I went out for a sweet treat last night with my two favorite girls – Taylor and my mom. We experienced the euphoria of Yoforia, a new frozen yogurt shop situated conveniently (i.e. dangerously) on the way home from my office. After eating our yogurt piled high with toppings, we sat on the bench in front of the fountain outside to watch the sky as it thought about storming, then sprinkled a few stray drops, then shifted colors like a kaleidoscope until finally fading into early dusk.
I can’t walk by a fountain without making a wish, a trait I picked up through countless nights at the old SouthPark Mall fountain outside the now long-extinct Baskin Robbins with my dad and enhanced in recent years by my increased need for fulfilled wishes. So as the late afternoon sky changed from cotton candy blue to deep purple and lavender to fiery orange and back again, we pulled out our wallets and produced handfuls of change. We fed the fountain with pennies, nickels, dimes and quarters to the fountain’s and our hearts’ content, squeezing our eyes shut tight and making a wish on every last coin.

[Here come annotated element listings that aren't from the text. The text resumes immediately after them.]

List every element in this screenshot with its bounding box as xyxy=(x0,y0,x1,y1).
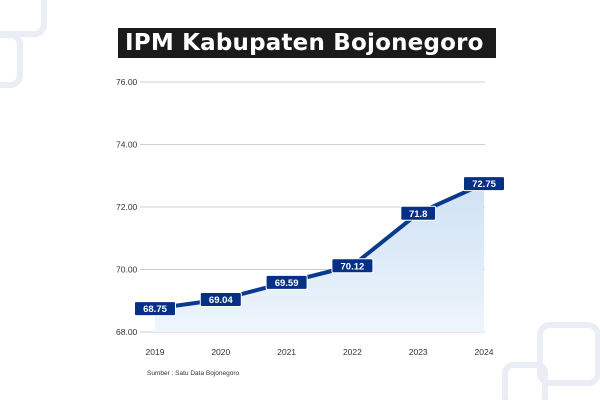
data-label: 71.8 xyxy=(400,205,437,221)
y-tick-label: 74.00 xyxy=(116,140,138,150)
y-tick-label: 76.00 xyxy=(116,77,138,87)
data-label-text: 69.59 xyxy=(275,278,299,289)
data-label-text: 69.04 xyxy=(209,295,233,306)
x-tick-label: 2024 xyxy=(475,347,494,357)
data-label-text: 71.8 xyxy=(409,209,428,220)
y-tick-label: 70.00 xyxy=(116,265,138,275)
data-label-box xyxy=(265,274,308,290)
data-label-text: 72.75 xyxy=(472,179,496,190)
data-label-box xyxy=(400,205,437,221)
data-label-box xyxy=(331,258,374,274)
data-label-box xyxy=(134,301,176,317)
series-area xyxy=(155,183,484,332)
data-label-text: 68.75 xyxy=(143,304,167,315)
x-axis: 2019 2020 2021 2022 2023 2024 xyxy=(146,347,494,357)
x-tick-label: 2022 xyxy=(343,347,362,357)
data-label: 72.75 xyxy=(463,176,505,192)
x-tick-label: 2020 xyxy=(211,347,230,357)
data-label: 68.75 xyxy=(134,301,176,317)
y-tick-label: 72.00 xyxy=(116,202,138,212)
chart-title: IPM Kabupaten Bojonegoro xyxy=(118,28,496,58)
data-label: 69.04 xyxy=(199,292,242,307)
y-tick-label: 68.00 xyxy=(116,327,138,337)
source-note: Sumber : Satu Data Bojonegoro xyxy=(147,370,240,377)
data-label: 69.59 xyxy=(265,274,308,290)
data-labels: 68.75 69.04 69.59 70.12 71.8 72.75 xyxy=(134,176,505,317)
data-label-box xyxy=(463,176,505,192)
data-label-box xyxy=(199,292,242,307)
x-tick-label: 2023 xyxy=(409,347,428,357)
y-axis: 68.00 70.00 72.00 74.00 76.00 xyxy=(116,77,138,337)
x-tick-label: 2021 xyxy=(277,347,296,357)
x-tick-label: 2019 xyxy=(146,347,165,357)
data-label: 70.12 xyxy=(331,258,374,274)
area-fill xyxy=(155,183,484,332)
data-label-text: 70.12 xyxy=(341,261,365,272)
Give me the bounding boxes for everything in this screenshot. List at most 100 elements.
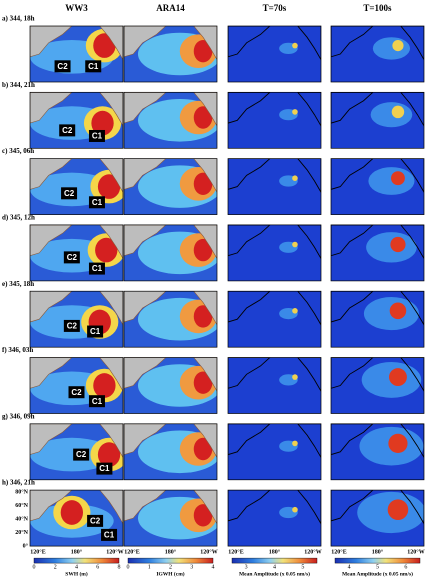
land: [193, 26, 217, 61]
map-panel: [123, 224, 218, 282]
map-panel: [29, 290, 124, 348]
lon-label: 120°E: [124, 548, 139, 555]
cyclone-label: C1: [104, 531, 115, 540]
panel-frame: [330, 489, 425, 547]
wave-peak: [193, 238, 213, 262]
amplitude-peak: [391, 171, 405, 186]
amplitude-peak: [388, 433, 408, 454]
cyclone-label: C1: [99, 464, 110, 473]
wave-peak: [193, 172, 213, 195]
land: [30, 158, 73, 190]
panel-frame: [123, 25, 218, 83]
amplitude-peak: [292, 109, 298, 115]
amplitude-peak: [292, 374, 298, 380]
lon-label: 120°W: [304, 548, 321, 555]
lon-label: 180°: [71, 548, 83, 555]
map: [331, 26, 424, 82]
wave-peak: [193, 437, 213, 461]
map: [30, 158, 123, 215]
colorbar-tick: 4: [75, 564, 78, 570]
colorbar: [334, 557, 421, 564]
amplitude-field: [370, 102, 413, 128]
land: [124, 92, 167, 124]
land: [400, 158, 424, 194]
land: [193, 357, 217, 392]
panel-frame: [227, 357, 322, 414]
cyclone-marker: [61, 187, 78, 200]
cyclone-marker: [88, 129, 105, 142]
cyclone-marker: [88, 395, 105, 408]
colorbar-tick: 4: [273, 564, 276, 570]
map-panel: [227, 489, 322, 547]
land: [30, 92, 73, 124]
wave-peak: [193, 305, 213, 328]
cyclone-label: C1: [90, 327, 101, 336]
land: [331, 291, 374, 323]
map: [30, 291, 123, 348]
map: [124, 357, 217, 414]
panel-frame: [330, 158, 425, 215]
land: [297, 291, 321, 326]
wave-peak: [91, 110, 114, 136]
colorbar-tick: 6: [96, 564, 99, 570]
colorbar-tick: 3: [190, 564, 193, 570]
amplitude-peak: [391, 105, 405, 119]
colorbar-tick: 4: [212, 564, 215, 570]
amplitude-peak: [292, 440, 298, 447]
map: [228, 92, 321, 149]
colorbar-tick: 2: [169, 564, 172, 570]
cyclone-marker: [73, 448, 90, 461]
map: [331, 291, 424, 348]
ocean: [228, 357, 321, 414]
panel-frame: [29, 224, 124, 282]
map: [228, 490, 321, 547]
lon-label: 120°W: [200, 548, 217, 555]
map-panel: [330, 25, 425, 83]
land: [124, 26, 167, 58]
ocean: [228, 291, 321, 348]
panel-frame: [123, 290, 218, 348]
amplitude-peak: [292, 506, 298, 513]
land: [99, 357, 123, 392]
row-label: g) 346, 09h: [2, 412, 35, 420]
amplitude-field: [368, 167, 415, 195]
map-panel: [123, 290, 218, 348]
panel-frame: [29, 290, 124, 348]
wave-peak: [193, 504, 213, 527]
land: [99, 158, 123, 193]
panel-frame: [227, 489, 322, 547]
land: [297, 490, 321, 525]
amplitude-peak: [387, 499, 409, 521]
panel-frame: [227, 25, 322, 83]
map-panel: [123, 91, 218, 149]
land: [99, 92, 123, 127]
panel-frame: [330, 224, 425, 282]
colorbar-tick: 0: [127, 564, 130, 570]
row-label: d) 345, 12h: [2, 214, 35, 222]
land: [30, 26, 73, 58]
amplitude-peak: [389, 302, 407, 320]
cyclone-marker: [88, 262, 105, 275]
cyclone-label: C2: [90, 517, 101, 526]
land: [30, 291, 73, 323]
map-panel: [123, 489, 218, 547]
land: [193, 490, 217, 525]
map: [331, 357, 424, 414]
map-panel: [330, 91, 425, 149]
map: [228, 291, 321, 348]
map: [228, 224, 321, 281]
land: [99, 291, 123, 326]
map: [30, 92, 123, 149]
land: [331, 158, 374, 190]
lat-label: 40°N: [15, 515, 28, 522]
lon-label: 120°E: [228, 548, 243, 555]
cyclone-marker: [87, 514, 104, 527]
colorbar: [33, 557, 120, 564]
colorbar-tick: 2: [54, 564, 57, 570]
land: [228, 158, 271, 190]
amplitude-peak: [389, 368, 407, 387]
colorbar-label: Mean Amplitude (x 0.05 nm/s): [239, 570, 310, 577]
panel-frame: [29, 25, 124, 83]
land: [99, 26, 123, 61]
panel-frame: [330, 91, 425, 149]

I wish for a strong run on the rain-soaked streets of my neighborhood as soon as I publish this post. I wish for a sound night’s sleep tonight. I wish for a successful surgery tomorrow morning to fix the nose I broke playing soccer three months ago. I wish to feel well enough this weekend to watch the Americans at least play England to a draw in their World Cup opener. I wish for a summer filled with charmed memories created from here to the white sands of the Virgin Islands – images and smiles to bottle up for another day. I wish for a coming year in which the dark shadow of Batten disease moves at the pace of a snail – or not at all – to envelop my sister. I wish to see her grow up to experience the same milestones I have been lucky enough to live – graduating from high school and college, falling in love, getting married and finding a way in the world. I wish for a cure. I wish for the strength, the courage and, above all, the miracle that could write her happy ending.